Lou Lazzaro
A driver who raced Modified stock-cars for almost 50 years with a strong devotion to the sport that he loved, Lou Lazzaro (January 7, 1935 – May 1, 2000) of Utica, New York, was a winner on both dirt and asphalt speedways whose driving career started in an unusual manner.
A crewman on a Hobby car that competed at the old quarter-mile Columbia Speedway near Utica, Lazzaro got the chance to drive it in a 1952 heat race when the regular driver refused to help fix the car after it got in a wreck. Making the best of this unexpected opportunity, the 17-year-old Lazzaro won the heat but after that he was told that he couldn’t drive the car in the feature race because another driver complained that he was too young.
But that little bit of success really got Lazzaro interested in racing and after spending several seasons racing his own Limited Sportsman he formed a partnership with four others in 1959 and began Modified racing in what was to become his signature livery – a maroon and white No. 4 race car.
After a couple of years the partnership dissolved and Lazzaro fielded his own cars again. He then won his first Modified race at the five-eights-mile dirt Fonda (N.Y.) Speedway in 1961 and some 19 years later the four-time (1964, 1969 & 1977-1978) Fonda Modified Champion scored his 100th victory at the track. In all, Lazzaro had 30 winning seasons at Fonda where he won a total of 113 main events, with his last victory there coming in 1999.
The winner of a dozen Modified championships, Lazzaro also recorded three (1963 & 1970-1971) at Utica-Rome; two (1962 & 1964) at Victoria; one (1969) at Albany-Saratoga; and he was the only two-time (1968 & 1971) champion of the old All-Star Racing League which raced the same cars on both dirt and asphalt.
Lazzaro was also a three-time (1963 & 1968-1969) winner of the old New Yorker 400 on the old asphalt surface at Utica-Rome (N.Y.) Speedway and his overall total of victories there include 28 on its asphalt layout and two on its dirt surface.
Lazzaro’s best single winning season was in 1969 when he won 27 races. And he scored double-digit career-victories at the following New York tracks: the half-mile dirt Cayuga County Fair Speedway in Weedsport where he won 17 races; the old half-mile dirt track in Victoria where he had 34 wins; and, the half-mile Albany-Saratoga Speedway in Malta where he had 16 wins on asphalt and 15 wins on dirt.

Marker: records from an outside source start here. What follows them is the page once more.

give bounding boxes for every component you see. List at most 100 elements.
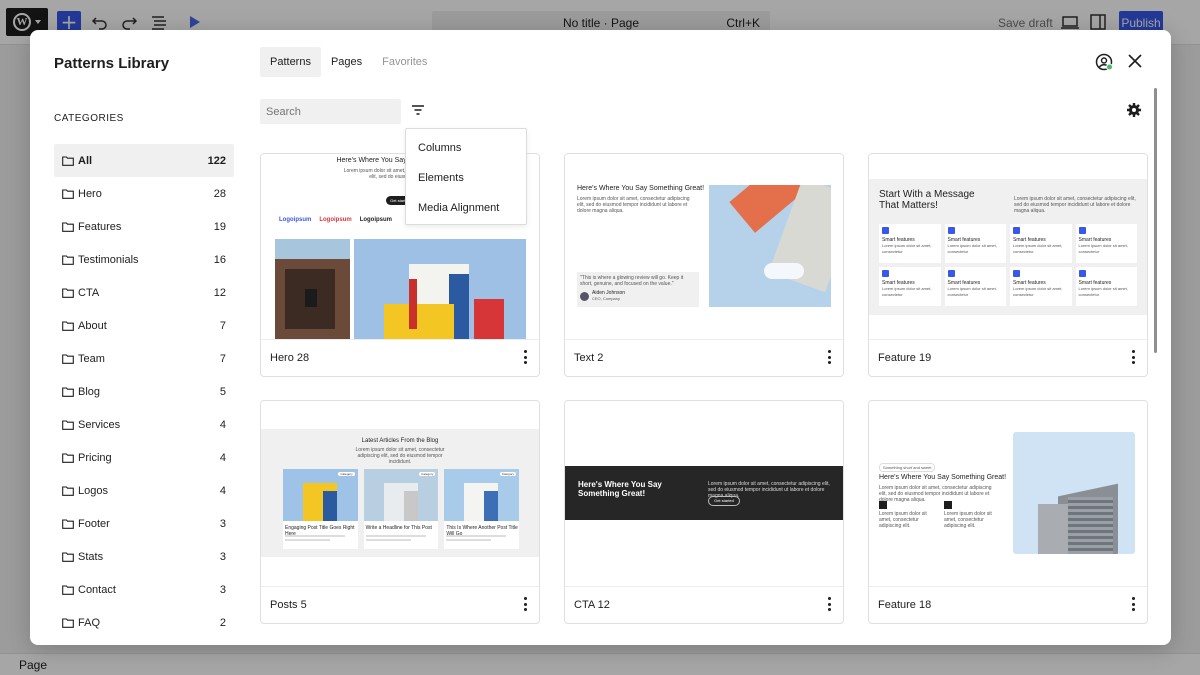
more-options-icon[interactable] bbox=[523, 597, 527, 611]
pattern-card-label: Feature 19 bbox=[878, 352, 932, 364]
sidebar-item-footer[interactable]: Footer 3 bbox=[54, 507, 234, 540]
preview-feature-text: Lorem ipsum dolor sit amet, consectetur bbox=[882, 286, 932, 297]
modal-title: Patterns Library bbox=[54, 55, 170, 72]
sidebar-item-pricing[interactable]: Pricing 4 bbox=[54, 441, 234, 474]
sidebar-item-logos[interactable]: Logos 4 bbox=[54, 474, 234, 507]
sidebar-item-services[interactable]: Services 4 bbox=[54, 408, 234, 441]
preview-feature-icon bbox=[1078, 227, 1086, 234]
preview-post-card: Category Engaging Post Title Goes Right H… bbox=[283, 469, 358, 549]
preview-feature-text: Lorem ipsum dolor sit amet, consectetur bbox=[1013, 243, 1063, 254]
filter-option-elements[interactable]: Elements bbox=[406, 163, 526, 193]
filter-option-columns[interactable]: Columns bbox=[406, 133, 526, 163]
preview-body: Lorem ipsum dolor sit amet, consectetur … bbox=[355, 447, 445, 465]
folder-icon bbox=[62, 287, 74, 298]
preview-post-badge: Category bbox=[499, 472, 517, 476]
gear-icon[interactable] bbox=[1126, 102, 1142, 118]
category-count: 5 bbox=[219, 385, 226, 398]
category-count: 3 bbox=[219, 583, 226, 596]
folder-icon bbox=[62, 320, 74, 331]
more-options-icon[interactable] bbox=[1131, 597, 1135, 611]
category-count: 7 bbox=[219, 352, 226, 365]
preview-title: Latest Articles From the Blog bbox=[361, 438, 439, 444]
preview-title: Here's Where You Say Something Great! bbox=[879, 474, 1007, 481]
folder-icon bbox=[62, 188, 74, 199]
preview-title: Start With a Message That Matters! bbox=[879, 189, 975, 211]
filter-dropdown-menu: Columns Elements Media Alignment bbox=[405, 128, 527, 225]
category-count: 3 bbox=[219, 517, 226, 530]
tab-patterns[interactable]: Patterns bbox=[260, 47, 321, 77]
preview-feature-grid: Smart features Lorem ipsum dolor sit amet… bbox=[879, 224, 1137, 306]
preview-title: Here's Where You Say Something Great! bbox=[578, 480, 662, 498]
close-icon[interactable] bbox=[1127, 53, 1143, 69]
sidebar-item-testimonials[interactable]: Testimonials 16 bbox=[54, 243, 234, 276]
preview-feature-icon bbox=[947, 270, 955, 277]
search-input[interactable] bbox=[266, 105, 408, 118]
sidebar-item-cta[interactable]: CTA 12 bbox=[54, 276, 234, 309]
preview-feature-tile: Smart features Lorem ipsum dolor sit amet… bbox=[1010, 224, 1072, 263]
pattern-card[interactable]: Here's Where You Say Something Great! Lo… bbox=[564, 400, 844, 624]
preview-image bbox=[709, 185, 831, 307]
preview-feature-icon bbox=[947, 227, 955, 234]
category-count: 4 bbox=[219, 451, 226, 464]
pattern-card[interactable]: Latest Articles From the Blog Lorem ipsu… bbox=[260, 400, 540, 624]
preview-feature-tile: Smart features Lorem ipsum dolor sit amet… bbox=[1075, 267, 1137, 306]
folder-icon bbox=[62, 419, 74, 430]
category-label: Features bbox=[78, 220, 122, 233]
preview-feature-tile: Smart features Lorem ipsum dolor sit amet… bbox=[944, 267, 1006, 306]
preview-post-list: Category Engaging Post Title Goes Right H… bbox=[283, 469, 520, 549]
account-icon[interactable] bbox=[1095, 53, 1113, 71]
more-options-icon[interactable] bbox=[1131, 350, 1135, 364]
sidebar-item-stats[interactable]: Stats 3 bbox=[54, 540, 234, 573]
avatar bbox=[580, 291, 589, 301]
pattern-card[interactable]: Start With a Message That Matters! Lorem… bbox=[868, 153, 1148, 377]
category-label: Footer bbox=[78, 517, 110, 530]
more-options-icon[interactable] bbox=[827, 597, 831, 611]
pattern-preview-text[interactable]: Here's Where You Say Something Great! Lo… bbox=[565, 154, 843, 340]
sidebar-item-all[interactable]: All 122 bbox=[54, 144, 234, 177]
preview-feature-text: Lorem ipsum dolor sit amet, consectetur bbox=[1078, 243, 1128, 254]
folder-icon bbox=[62, 155, 74, 166]
category-count: 2 bbox=[219, 616, 226, 629]
filter-option-media-alignment[interactable]: Media Alignment bbox=[406, 193, 526, 223]
pattern-preview-posts[interactable]: Latest Articles From the Blog Lorem ipsu… bbox=[261, 401, 539, 587]
sidebar-item-blog[interactable]: Blog 5 bbox=[54, 375, 234, 408]
pattern-preview-feature19[interactable]: Start With a Message That Matters! Lorem… bbox=[869, 154, 1147, 340]
more-options-icon[interactable] bbox=[523, 350, 527, 364]
preview-feature-tile: Smart features Lorem ipsum dolor sit amet… bbox=[879, 224, 941, 263]
category-label: Services bbox=[78, 418, 121, 431]
filter-icon[interactable] bbox=[410, 102, 426, 118]
patterns-library-modal: Patterns Library Patterns Pages Favorite… bbox=[30, 30, 1171, 645]
pattern-card-label: Posts 5 bbox=[270, 599, 307, 611]
tab-pages[interactable]: Pages bbox=[321, 47, 372, 77]
pattern-card[interactable]: Something short and sweet Here's Where Y… bbox=[868, 400, 1148, 624]
more-options-icon[interactable] bbox=[827, 350, 831, 364]
tab-favorites[interactable]: Favorites bbox=[372, 47, 437, 77]
pattern-card-label: Hero 28 bbox=[270, 352, 310, 364]
folder-icon bbox=[62, 617, 74, 628]
preview-post-card: Category This Is Where Another Post Title… bbox=[444, 469, 520, 549]
category-label: Team bbox=[78, 352, 105, 365]
sidebar-item-features[interactable]: Features 19 bbox=[54, 210, 234, 243]
preview-image bbox=[444, 469, 520, 521]
category-label: FAQ bbox=[78, 616, 101, 629]
category-label: Pricing bbox=[78, 451, 112, 464]
preview-feature-text: Lorem ipsum dolor sit amet, consectetur … bbox=[879, 511, 927, 529]
pattern-card-label: CTA 12 bbox=[574, 599, 610, 611]
sidebar-item-hero[interactable]: Hero 28 bbox=[54, 177, 234, 210]
sidebar-item-about[interactable]: About 7 bbox=[54, 309, 234, 342]
preview-cta-band: Here's Where You Say Something Great! Lo… bbox=[565, 466, 843, 520]
pattern-preview-cta[interactable]: Here's Where You Say Something Great! Lo… bbox=[565, 401, 843, 587]
scrollbar[interactable] bbox=[1154, 88, 1157, 353]
preview-feature-tile: Smart features Lorem ipsum dolor sit amet… bbox=[944, 224, 1006, 263]
preview-image bbox=[275, 239, 350, 339]
folder-icon bbox=[62, 518, 74, 529]
category-list: All 122 Hero 28 Features 19 Testimonials 16 CTA 1… bbox=[54, 144, 234, 639]
folder-icon bbox=[62, 221, 74, 232]
preview-feature-text: Lorem ipsum dolor sit amet, consectetur bbox=[1078, 286, 1128, 297]
sidebar-item-contact[interactable]: Contact 3 bbox=[54, 573, 234, 606]
preview-feature-tile: Smart features Lorem ipsum dolor sit amet… bbox=[879, 267, 941, 306]
pattern-card[interactable]: Here's Where You Say Something Great! Lo… bbox=[564, 153, 844, 377]
sidebar-item-team[interactable]: Team 7 bbox=[54, 342, 234, 375]
sidebar-item-faq[interactable]: FAQ 2 bbox=[54, 606, 234, 639]
pattern-preview-feature18[interactable]: Something short and sweet Here's Where Y… bbox=[869, 401, 1147, 587]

The 1978 winner of the prestigious Eastern States 200 on the five-eights-mile dirt track at the Orange County Fair Speedway in Middletown, New York, Lazzaro also finished in the Top-10 three times (seventh in 1962, eighth in 1963 and eighth in 1964) in the NASCAR National Sportsman Championship and three times (ninth in 1969, ninth in 1977 and eighth in 1972) in the NASCAR National Modified Championship.
Known to his fans as “The Monk,” in part due to his hulking presence and his balding head, Lazzaro was frequently seen at the track with his dogs Blackie or Mimi. Since he paid most of his own bills, he concentrated on the performance aspects of his Chevrolet coupe or Gremlin Modifieds more than he did their appearance – although when his signature No. 4s were running out front they always seemed to look pretty good.
Interestingly enough, Lazzaro’s racing career and his life effectively ended at his much-loved Fonda. At the track on April 29, 2000, which was almost a year after he recorded his 113th victory, Lazzaro qualified for the feature race, but pulled out of the event because he wasn’t feeling well. Then, shortly after the race finished, the man who had given so much to racing and so much to Fonda Speedway over the years suffered a stroke that days later proved to be fatal.